After it was seen that existing political institutions were to be overturned in the process of reconstruction, the white councils of the League and, to a certain extent, the negro councils were converted into training schools for the leaders of the new party soon to be formed in the State by act of Congress. The few whites who were in control were unwilling to admit more white members to share in the division of the spoils; terms of admission became more stringent, and, especially after the passage of the reconstruction acts in March, 1867, many white applicants were rejected. The alien element from the North was in control and as a result, where the blacks were numerous, the largest plums fell to the carpetbaggers. The negro leaders—the politicians, preachers, and teachers—trained in the League acted as subordinates to the whites and were sent out to drum up the country negroes when elections drew near. The negroes were given minor positions when offices were more plentiful than carpetbaggers. Later, after some complaint, a larger share of the offices fell to them.
The League counted its largest white membership in 1865-66, and after that date it steadily decreased. The largest negro membership was recorded in 1867 and 1868. The total membership was never made known. In North Carolina the order claimed from seventy-five thousand to one hundred and twenty-five thousand members; in States with larger negro populations the membership was probably quite as large. After the election of 1868 only the councils in the towns remained active, many of them transformed into political clubs, loosely organized under local political leaders. The plantation negro needed less looking after, and except in the largest towns he became a kind of visiting member of the council in the town. The League as a political organization gradually died out by 1870. ¹
¹ The Ku Klux Klan had much to do with the decline of the organization. The League as the ally and successor of the Freedmen's Bureau was one of the causes of the Ku Klux movement, because it helped to create the conditions which made such a movement inevitable. As early as 1870 the radical leaders missed the support formerly given by the League, and an urgent appeal was sent out all over the South from headquarters in New York advocating its reëstablishment to assist in carrying the elections of 1870.
The League had served its purpose. It had enabled a few outsiders to control the negro by separating the races politically and it had compelled the negroes to vote as radicals for several years, when without its influence they would either not have voted at all or would have voted as Democrats along with their former masters.
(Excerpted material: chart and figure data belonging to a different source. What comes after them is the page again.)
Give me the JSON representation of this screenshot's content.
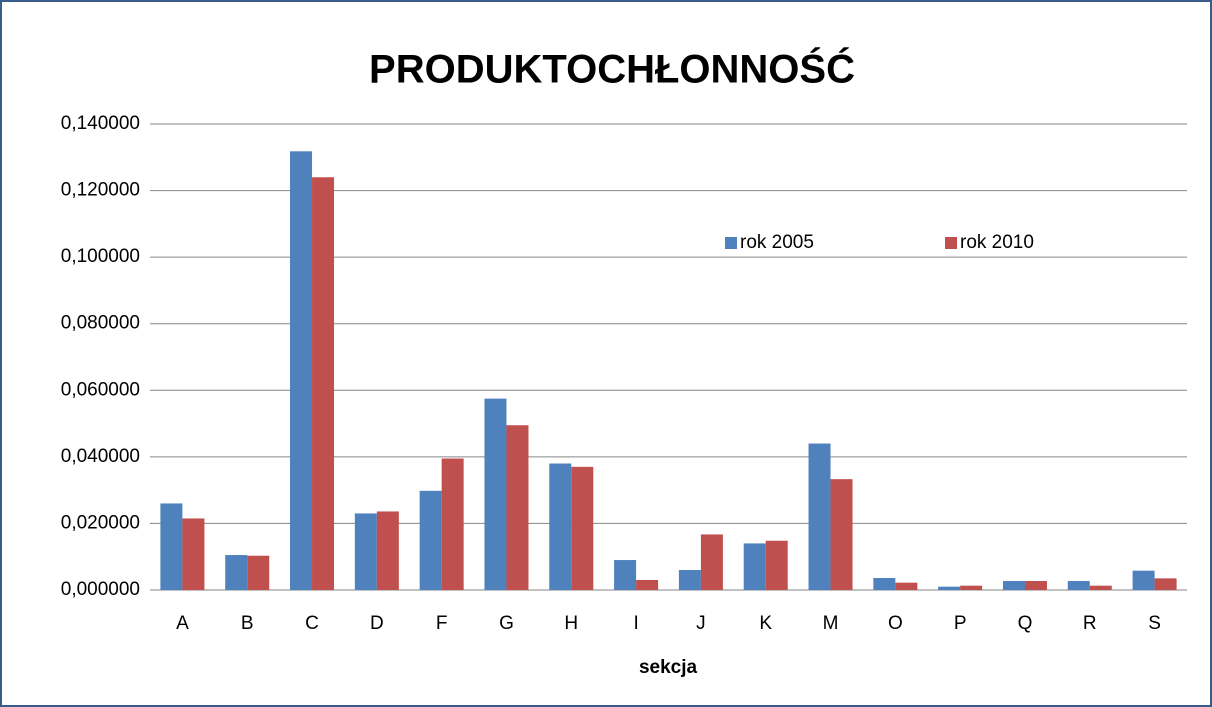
{
  "chart_data": {
    "type": "bar",
    "title": "PRODUKTOCHŁONNOŚĆ",
    "x_label": "sekcja",
    "categories": [
      "A",
      "B",
      "C",
      "D",
      "F",
      "G",
      "H",
      "I",
      "J",
      "K",
      "M",
      "O",
      "P",
      "Q",
      "R",
      "S"
    ],
    "series": [
      {
        "name": "rok 2005",
        "color": "#4f81bd",
        "values": [
          0.026,
          0.0105,
          0.1318,
          0.023,
          0.0298,
          0.0575,
          0.038,
          0.009,
          0.006,
          0.014,
          0.044,
          0.0036,
          0.001,
          0.0027,
          0.0027,
          0.0058
        ]
      },
      {
        "name": "rok 2010",
        "color": "#c0504d",
        "values": [
          0.0215,
          0.0103,
          0.124,
          0.0236,
          0.0395,
          0.0495,
          0.037,
          0.003,
          0.0167,
          0.0148,
          0.0333,
          0.0022,
          0.0013,
          0.0027,
          0.0013,
          0.0035
        ]
      }
    ],
    "ylim": [
      0,
      0.14
    ],
    "yticks": [
      {
        "value": 0,
        "label": "0,000000"
      },
      {
        "value": 0.02,
        "label": "0,020000"
      },
      {
        "value": 0.04,
        "label": "0,040000"
      },
      {
        "value": 0.06,
        "label": "0,060000"
      },
      {
        "value": 0.08,
        "label": "0,080000"
      },
      {
        "value": 0.1,
        "label": "0,100000"
      },
      {
        "value": 0.12,
        "label": "0,120000"
      },
      {
        "value": 0.14,
        "label": "0,140000"
      }
    ],
    "grid": true,
    "legend": "upper right"
  }
}
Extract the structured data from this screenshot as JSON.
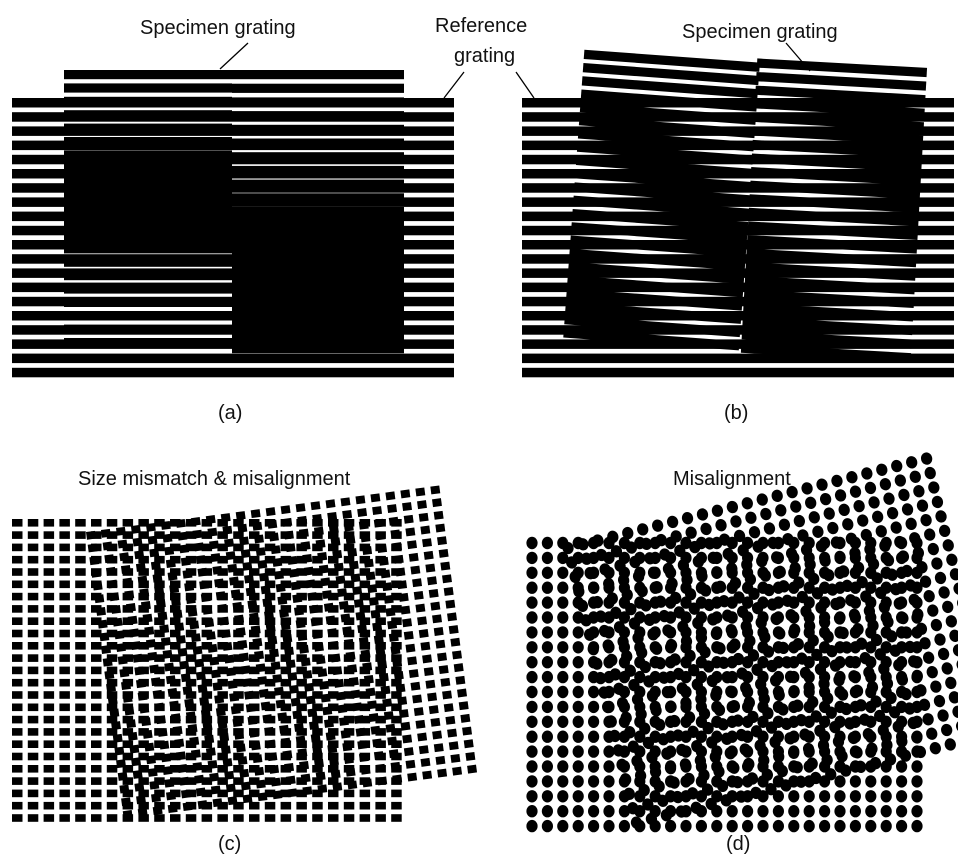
{
  "labels": {
    "specimen_a": "Specimen grating",
    "reference_1": "Reference",
    "reference_2": "grating",
    "specimen_b": "Specimen grating",
    "cap_a": "(a)",
    "cap_b": "(b)",
    "title_c": "Size mismatch & misalignment",
    "title_d": "Misalignment",
    "cap_c": "(c)",
    "cap_d": "(d)"
  },
  "colors": {
    "ink": "#000000",
    "paper": "#ffffff"
  }
}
The order was necessary to the existence of the radical party in the Black Belt. No ordinary political organization could have welded the blacks into a solid party. The Freedmen's Bureau, which had much influence over the negroes, was too weak in numbers to control the negroes in politics. The League finally absorbed the personnel of the Bureau and turned its prestige and its organization to political advantage.
[CHAPTER IX.]
Church and School
Reconstruction in the State was closely related to reconstruction in the churches and the schools. Here also were to be found the same hostile elements: negro and white, Unionist and Confederate, victor and vanquished. The church was at that time an important institution in the South, more so than in the North, and in both sections more important than it is today. It was inevitable, therefore, that ecclesiastical reconstruction should give rise to bitter feelings.
Something should be said of conditions in the churches when the Federal armies occupied the land. The Southern organizations had lost many ministers and many of their members, and frequently their buildings were used as hospitals or had been destroyed. Their administration was disorganized and their treasuries were empty. The Unionists, scattered here and there but numerous in the mountain districts, no longer wished to attend the Southern churches.
The military censorship in church matters, which continued for a year in some districts, was irritating, especially in the Border States and in the Union districts where Northern preachers installed by the army were endeavoring to remain against the will of the people. Mobs sometimes drove them out; others were left to preach to empty houses or to a few Unionists and officers, while the congregation withdrew to build a new church. The problems of negro membership in the white churches and of the future relations of the Northern and Southern denominations were pressing for settlement.